Review: Gravity
The jumps and lifts of Gravity’s dancers defied gravity – Jarkko Mandelin’s choreography had hectic power – an enigmatic grey lump floated on the ceiling of the stage
The dance piece Gravity , created in collaboration between Helsinki Dance Company and Kinetic Orchestra, was an experience that made you wonder and sigh. The dancers’ trained, strong muscles and the coordination skills provided by the training, which often began as children, seemed to counteract gravity.
The choreography of Jarkko Mandelin , the artistic director of Kinetic Orchestra, was a combination of bubbling energy and sensitivity that touches the skin. Beneath the surface, there were forces that made the dancers literally fly as if gravity had been overturned for a moment. The performance was hectic, but its movement language still felt relaxed and very inventive.
Mandelin is a choreographer who knows how to express her artistic goals and goals also verbally in a way that even such a person who is almost unfamiliar with dance can understand. According to him, Gravity is a work that also aims to depict what is moving in time right now.

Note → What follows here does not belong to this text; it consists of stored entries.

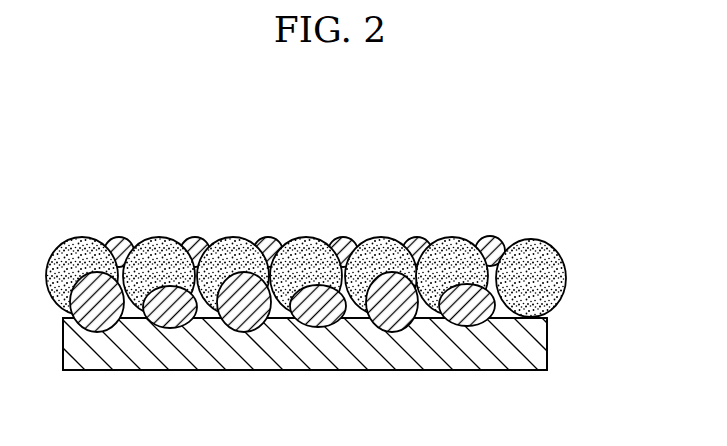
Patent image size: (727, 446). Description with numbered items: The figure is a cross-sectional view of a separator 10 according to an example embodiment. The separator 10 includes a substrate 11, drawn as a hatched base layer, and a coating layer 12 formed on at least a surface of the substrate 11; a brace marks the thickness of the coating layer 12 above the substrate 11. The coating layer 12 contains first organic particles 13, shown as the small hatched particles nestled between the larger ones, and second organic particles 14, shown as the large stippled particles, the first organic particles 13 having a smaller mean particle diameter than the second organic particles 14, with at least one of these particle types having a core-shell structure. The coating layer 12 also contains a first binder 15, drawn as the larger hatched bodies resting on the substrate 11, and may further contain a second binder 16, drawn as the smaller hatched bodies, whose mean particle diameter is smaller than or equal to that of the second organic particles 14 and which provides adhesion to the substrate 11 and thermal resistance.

The separator 10 is at (318, 150).
The substrate 11 is at (548, 345).
The coating layer 12 is at (334, 236).
The first organic particles 13 is at (490, 236).
The second organic particles 14 is at (533, 240).
The first binder 15 is at (393, 328).
The second binder 16 is at (468, 324).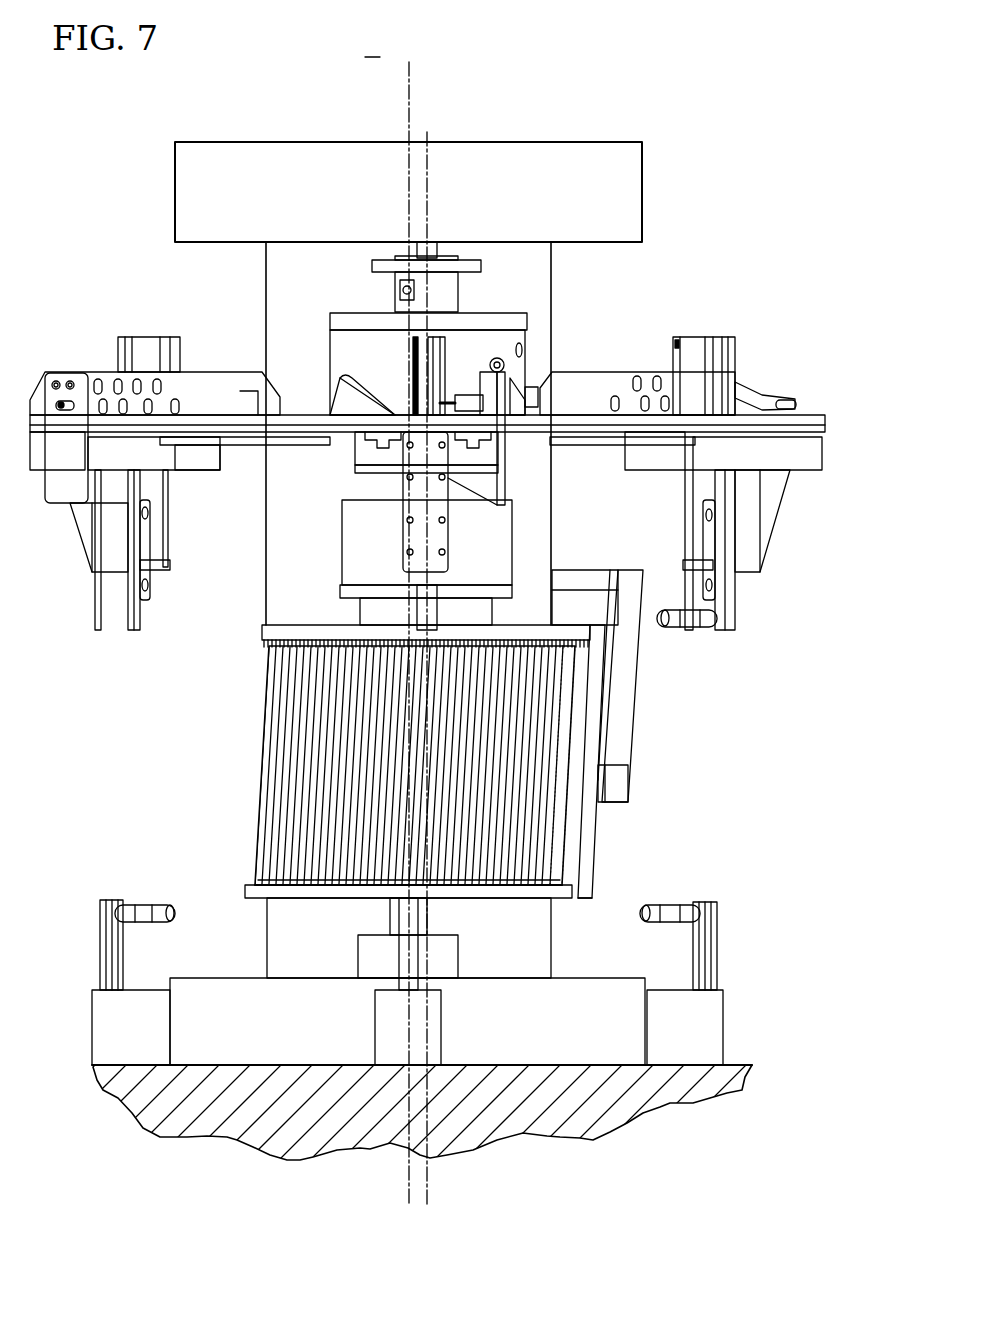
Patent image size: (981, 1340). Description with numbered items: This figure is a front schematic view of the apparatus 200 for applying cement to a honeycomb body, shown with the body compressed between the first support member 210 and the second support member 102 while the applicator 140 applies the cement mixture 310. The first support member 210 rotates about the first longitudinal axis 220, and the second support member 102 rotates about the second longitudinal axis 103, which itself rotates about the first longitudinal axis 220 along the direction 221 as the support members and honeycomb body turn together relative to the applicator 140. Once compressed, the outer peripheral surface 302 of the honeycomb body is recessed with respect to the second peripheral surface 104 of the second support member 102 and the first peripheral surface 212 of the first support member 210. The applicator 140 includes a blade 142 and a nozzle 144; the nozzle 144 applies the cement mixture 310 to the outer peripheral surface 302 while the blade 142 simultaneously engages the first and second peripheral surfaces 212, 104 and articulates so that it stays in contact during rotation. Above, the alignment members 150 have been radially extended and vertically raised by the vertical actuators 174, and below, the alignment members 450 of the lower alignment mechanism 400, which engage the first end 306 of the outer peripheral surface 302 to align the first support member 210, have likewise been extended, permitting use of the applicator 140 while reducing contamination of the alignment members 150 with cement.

The apparatus 200 is at (680, 115).
The first longitudinal axis 220 is at (409, 127).
The direction 221 is at (380, 57).
The second longitudinal axis 103 is at (428, 132).
The vertical actuator 174 is at (688, 337).
The second support member 102 is at (557, 625).
The applicator 140 is at (660, 735).
The nozzle 144 is at (600, 783).
The alignment members 150 is at (690, 636).
The second peripheral surface 104 is at (248, 642).
The outer peripheral surface 302 is at (252, 785).
The cement mixture 310 is at (572, 843).
The blade 142 is at (578, 870).
The first end 306 is at (257, 872).
The first peripheral surface 212 is at (228, 892).
The first support member 210 is at (585, 898).
The lower alignment mechanism 400 is at (745, 925).
The alignment members 450 is at (653, 903).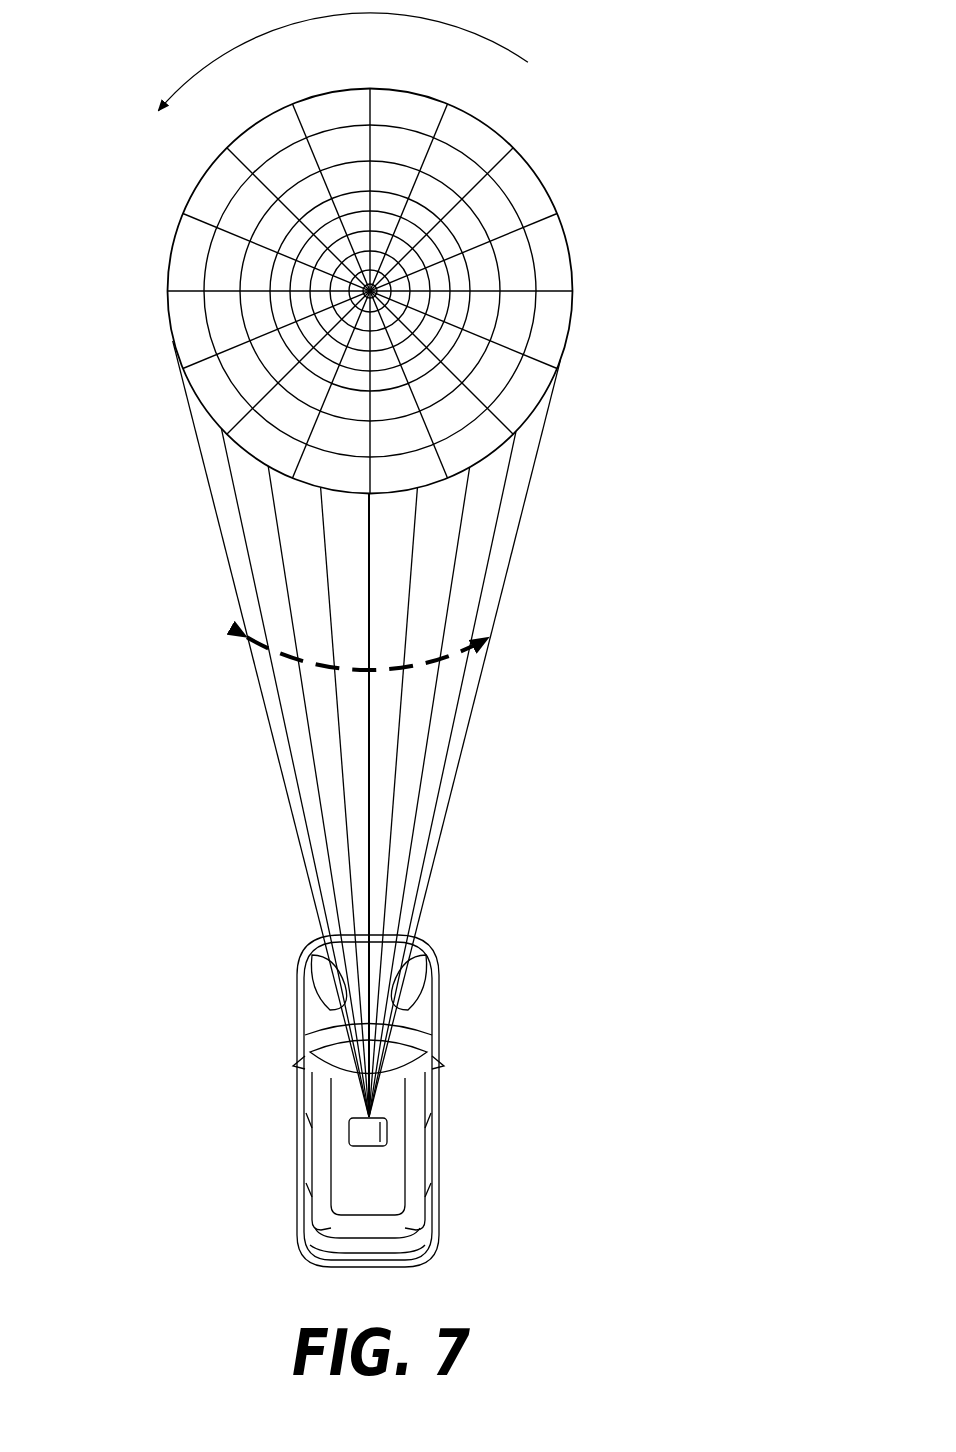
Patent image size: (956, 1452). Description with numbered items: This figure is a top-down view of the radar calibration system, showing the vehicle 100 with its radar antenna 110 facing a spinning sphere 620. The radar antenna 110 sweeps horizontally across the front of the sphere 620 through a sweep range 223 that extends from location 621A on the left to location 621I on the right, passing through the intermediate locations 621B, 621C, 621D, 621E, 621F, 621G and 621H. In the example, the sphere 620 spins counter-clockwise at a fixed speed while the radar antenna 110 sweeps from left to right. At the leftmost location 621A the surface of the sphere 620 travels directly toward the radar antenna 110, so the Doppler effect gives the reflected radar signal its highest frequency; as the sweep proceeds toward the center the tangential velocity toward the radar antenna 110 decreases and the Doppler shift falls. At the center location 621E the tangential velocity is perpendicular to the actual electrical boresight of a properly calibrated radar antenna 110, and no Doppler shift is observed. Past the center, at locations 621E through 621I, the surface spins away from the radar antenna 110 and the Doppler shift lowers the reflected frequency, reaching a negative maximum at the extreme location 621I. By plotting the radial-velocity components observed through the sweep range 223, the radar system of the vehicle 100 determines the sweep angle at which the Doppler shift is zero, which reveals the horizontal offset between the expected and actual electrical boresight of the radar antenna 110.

The sphere 620 is at (500, 285).
The location 621A is at (167, 357).
The location 621B is at (222, 437).
The location 621C is at (268, 470).
The location 621D is at (319, 493).
The location 621E is at (373, 498).
The location 621F is at (423, 489).
The location 621G is at (472, 471).
The location 621H is at (518, 438).
The location 621I is at (564, 357).
The sweep range 223 is at (456, 666).
The radar antenna 110 is at (387, 1133).
The vehicle 100 is at (437, 1206).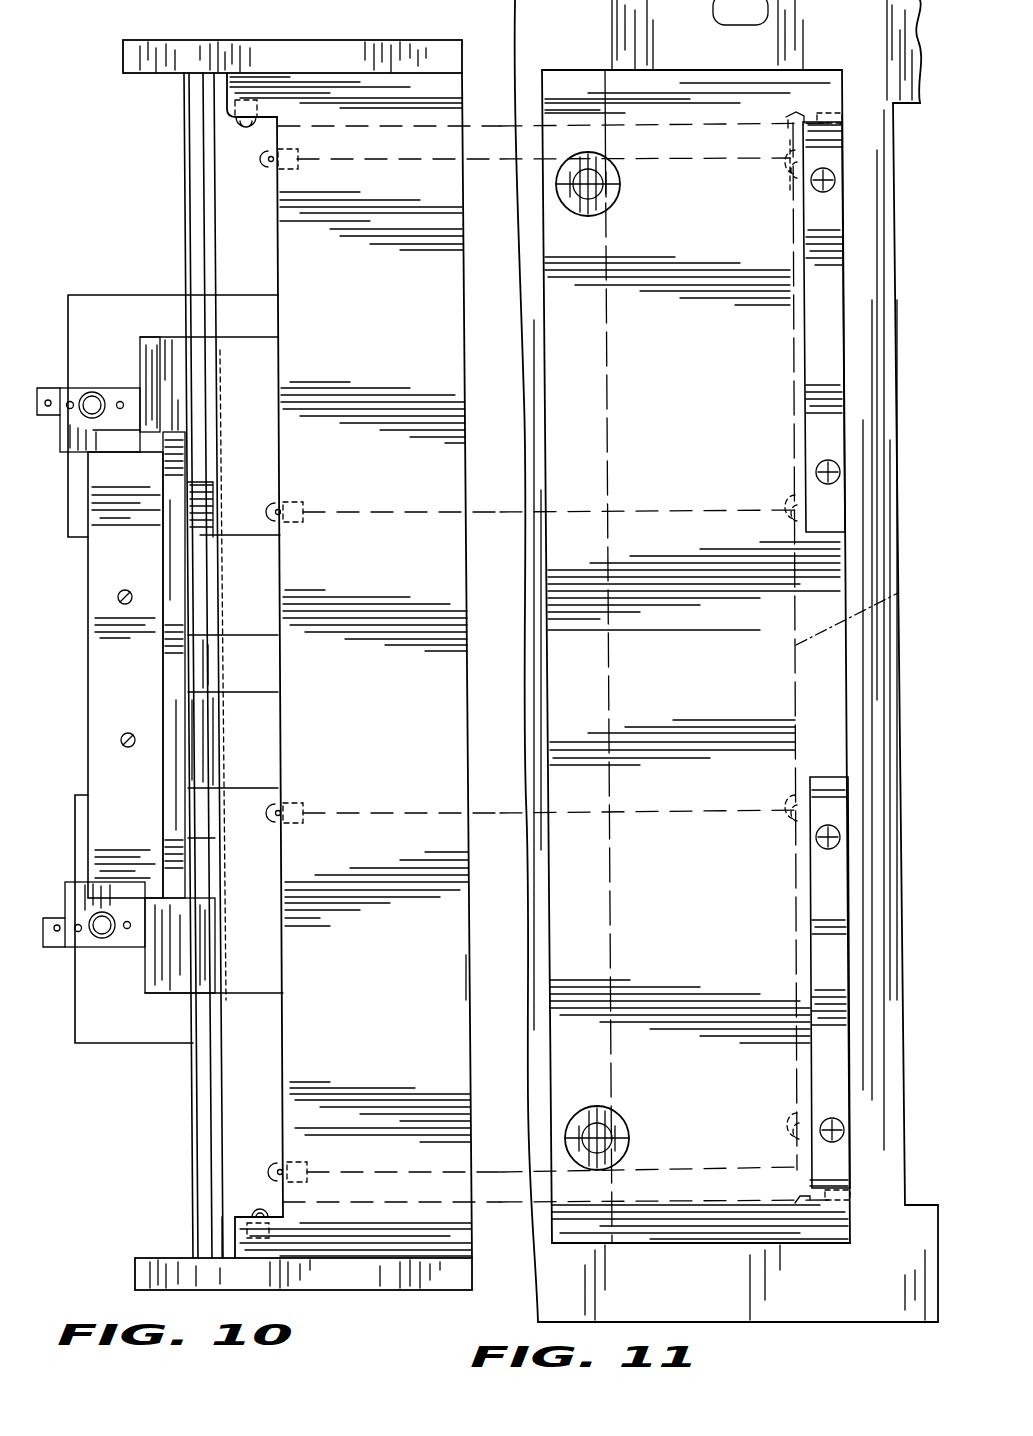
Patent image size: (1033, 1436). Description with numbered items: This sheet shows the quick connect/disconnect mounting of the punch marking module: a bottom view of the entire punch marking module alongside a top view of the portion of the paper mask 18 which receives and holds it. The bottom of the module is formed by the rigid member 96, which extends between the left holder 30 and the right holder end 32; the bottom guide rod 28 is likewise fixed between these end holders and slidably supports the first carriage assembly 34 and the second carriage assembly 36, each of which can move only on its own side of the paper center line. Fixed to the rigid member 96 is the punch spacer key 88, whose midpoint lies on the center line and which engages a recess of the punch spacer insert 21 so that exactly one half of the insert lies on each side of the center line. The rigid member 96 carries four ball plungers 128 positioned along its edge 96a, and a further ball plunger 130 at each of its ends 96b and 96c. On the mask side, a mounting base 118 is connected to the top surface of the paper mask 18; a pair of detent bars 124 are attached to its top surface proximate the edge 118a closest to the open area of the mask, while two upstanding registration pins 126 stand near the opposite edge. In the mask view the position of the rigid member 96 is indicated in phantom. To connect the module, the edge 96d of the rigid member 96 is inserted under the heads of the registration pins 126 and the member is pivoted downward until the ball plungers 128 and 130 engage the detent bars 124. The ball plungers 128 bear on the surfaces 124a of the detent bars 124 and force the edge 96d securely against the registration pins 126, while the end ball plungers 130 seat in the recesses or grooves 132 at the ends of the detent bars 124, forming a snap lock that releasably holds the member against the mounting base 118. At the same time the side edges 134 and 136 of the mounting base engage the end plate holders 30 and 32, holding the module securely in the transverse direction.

In FIG. 11, the paper mask 18 is at (575, 33).
In FIG. 10, the punch spacer insert 21 is at (88, 672).
In FIG. 10, the bottom guide rod 28 is at (200, 1113).
In FIG. 10, the left holder 30 is at (148, 1275).
In FIG. 10, the right holder end 32 is at (122, 62).
In FIG. 10, the first carriage assembly 34 is at (52, 290).
In FIG. 10, the second carriage assembly 36 is at (82, 1056).
In FIG. 10, the punch spacer key 88 is at (278, 673).
In FIG. 10, the rigid member 96 is at (412, 763).
In FIG. 10, the edge of rigid member 96a is at (278, 748).
In FIG. 11, the edge of rigid member 96a is at (872, 611).
In FIG. 10, the end of rigid member 96b is at (224, 1217).
In FIG. 11, the end of rigid member 96b is at (805, 1198).
In FIG. 10, the end of rigid member 96c is at (236, 112).
In FIG. 11, the end of rigid member 96c is at (795, 112).
In FIG. 10, the edge of rigid member 96d is at (470, 982).
In FIG. 11, the edge of rigid member 96d is at (612, 892).
In FIG. 11, the mounting base 118 is at (696, 664).
In FIG. 11, the edge of mounting base 118a is at (847, 686).
In FIG. 11, the detent bars 124 is at (833, 402).
In FIG. 11, the surfaces of detent bars 124a is at (803, 345).
In FIG. 11, the registration pins 126 is at (616, 205).
In FIG. 10, the ball plungers 128 is at (264, 165).
In FIG. 11, the ball plungers 128 is at (790, 190).
In FIG. 10, the ball plunger 130 is at (238, 118).
In FIG. 11, the ball plunger 130 is at (825, 110).
In FIG. 11, the recesses or grooves 132 is at (840, 128).
In FIG. 11, the side edge of mounting base 134 is at (650, 1243).
In FIG. 11, the side edge of mounting base 136 is at (555, 68).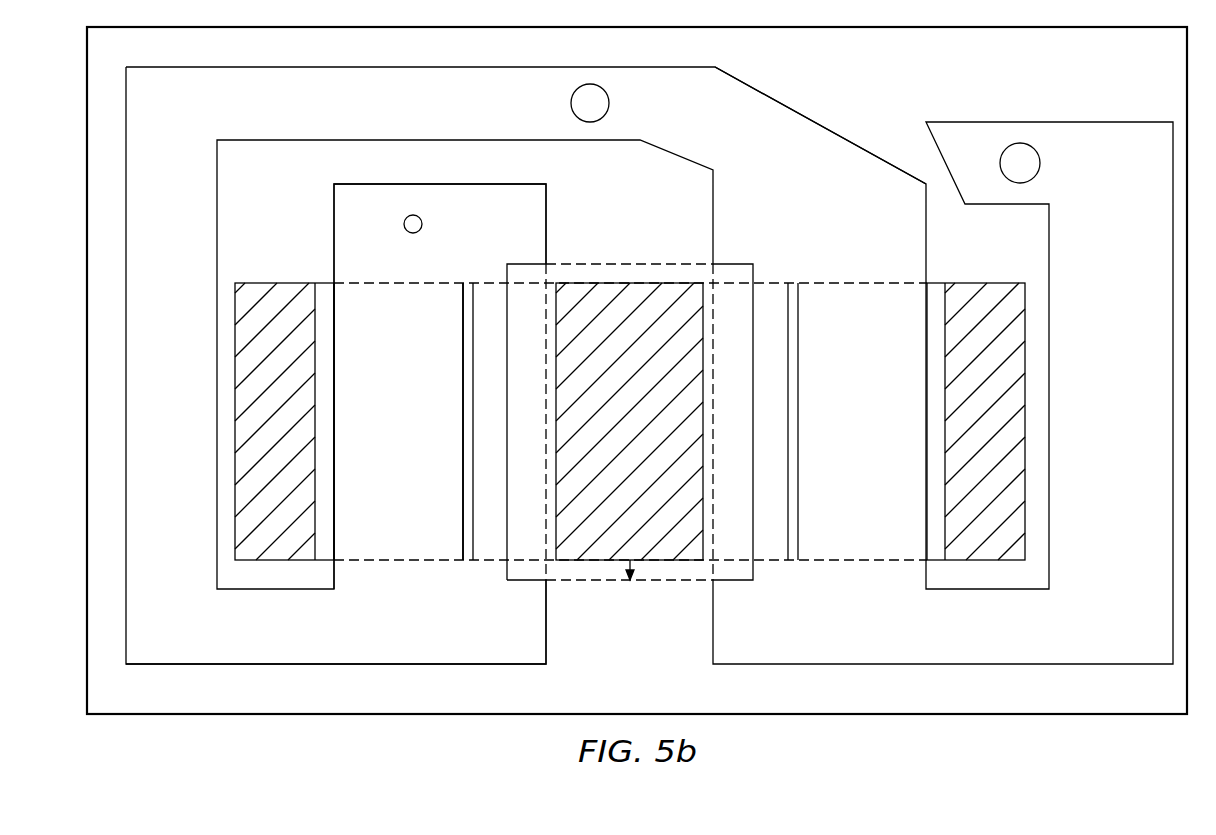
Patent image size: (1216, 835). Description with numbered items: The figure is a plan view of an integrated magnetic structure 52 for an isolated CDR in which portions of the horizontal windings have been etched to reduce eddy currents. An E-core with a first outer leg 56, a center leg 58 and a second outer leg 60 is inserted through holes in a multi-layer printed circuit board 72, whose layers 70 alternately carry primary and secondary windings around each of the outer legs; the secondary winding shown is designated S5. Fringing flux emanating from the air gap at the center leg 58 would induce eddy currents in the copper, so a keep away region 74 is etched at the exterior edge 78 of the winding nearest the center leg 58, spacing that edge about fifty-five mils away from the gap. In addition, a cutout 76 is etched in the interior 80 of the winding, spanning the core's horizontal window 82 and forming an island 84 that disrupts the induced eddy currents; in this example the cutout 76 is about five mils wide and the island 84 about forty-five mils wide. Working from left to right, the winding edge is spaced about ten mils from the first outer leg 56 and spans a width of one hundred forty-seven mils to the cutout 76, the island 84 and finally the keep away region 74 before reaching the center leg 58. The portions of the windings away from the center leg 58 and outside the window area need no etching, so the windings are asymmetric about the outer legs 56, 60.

“I want Gravity to not only borrow, but also learn something from their time. Aggressive speed manipulation, stills, a jerky movement that gets stuck, dehumanizing the dancers, and collisions that abruptly stop acceleration were selected as qualitative tools from which we set out to create the spirit of Gravity on top of the rough and big movements mentioned above,” Mandelin writes in the show’s script.
At least in that Gravity was very much in tune with the times, that there were no male or female roles in the performance, but there was equality of performance. By its very existence, the performance challenged the artificial division into which we have grown and to which we have been raised.
Mandelin began her own dance career in her early teens in ballet classes. At the same time, he started dancing breackdance. In her previous work, she has been influenced by circus and oriental martial arts as a choreographer. Gravity was a veritable cornucopia in this regard.
In an interview published on the website of Dance Info Finland, Mandelin says that her career in the performing arts began as a child in amateur theatre.
Gavity had at least part of the structure of a play. The first and last scenes tied the story, or rather, the threads of many stories together.
A sloping platform had been built on the perimeter of the stage, along which the dancers in the first scene flowed down one by one. In the final scene, a stream of running dancers created a cascade of human bodies at the ramp.
Mandelin has also worked as a dance teacher since he was a teenager and he has also done performances with his own son. In my opinion, the opening and closing scenes of Gravity also showed particularly clearly the methods with which Mandelin and his ensemble have created this dance piece.
The methods are not fundamentally different from those that Mandelin says he uses in teaching dance. There are no rigid rules and there is no need to emphasize the importance of technique for professional dancers. The aesthetics of the performance are honed in a creative process through the collaboration of the choreographer and the dancers through experimentation.
The communal nature of the performance was also well reflected in the fact that none of Gravity’s eight dancers stood out as individuals. All eight were incredibly good together and separately. Great!
William Iles, who designed the set and lighting for the performance, had a scenography that fed the imagination. I really had to ask, what was the huge, cigar-shaped, concrete-grey lump floating above the stage?
Flying concrete blocks are even rarer than flying cows in a world ruled by gravity. According to Iles, the lump hung over the small stage of the Helsinki City Theatre represented just such a very unlikely object. The end of the boulder had been broken. The fallen head protruded upright on the stage and gave a massive scale to the dancers’ jumps and lifts that had risen to dizzying heights.
Our imagination overturns the shackles imposed by gravity. But of course, the same is done by the forces of nature. The Earth and us, of course, have been rolling at a dizzying speed along the edge of the “hole” pushed into space by the mass of the Sun for more than four billion years without falling to the bottom of the hole once (the first and the last).
However, gravity not only binds, but also releases. To me, the concrete lump of Iles immediately reminded me of the mysterious ‘Oumuamuan, which flew from interstellar space into the solar system, and whose sun’s gravity hurled quickly back into space on this interstellar wanderer’s eternal journey.
Gravity is a really great name for the dance piece.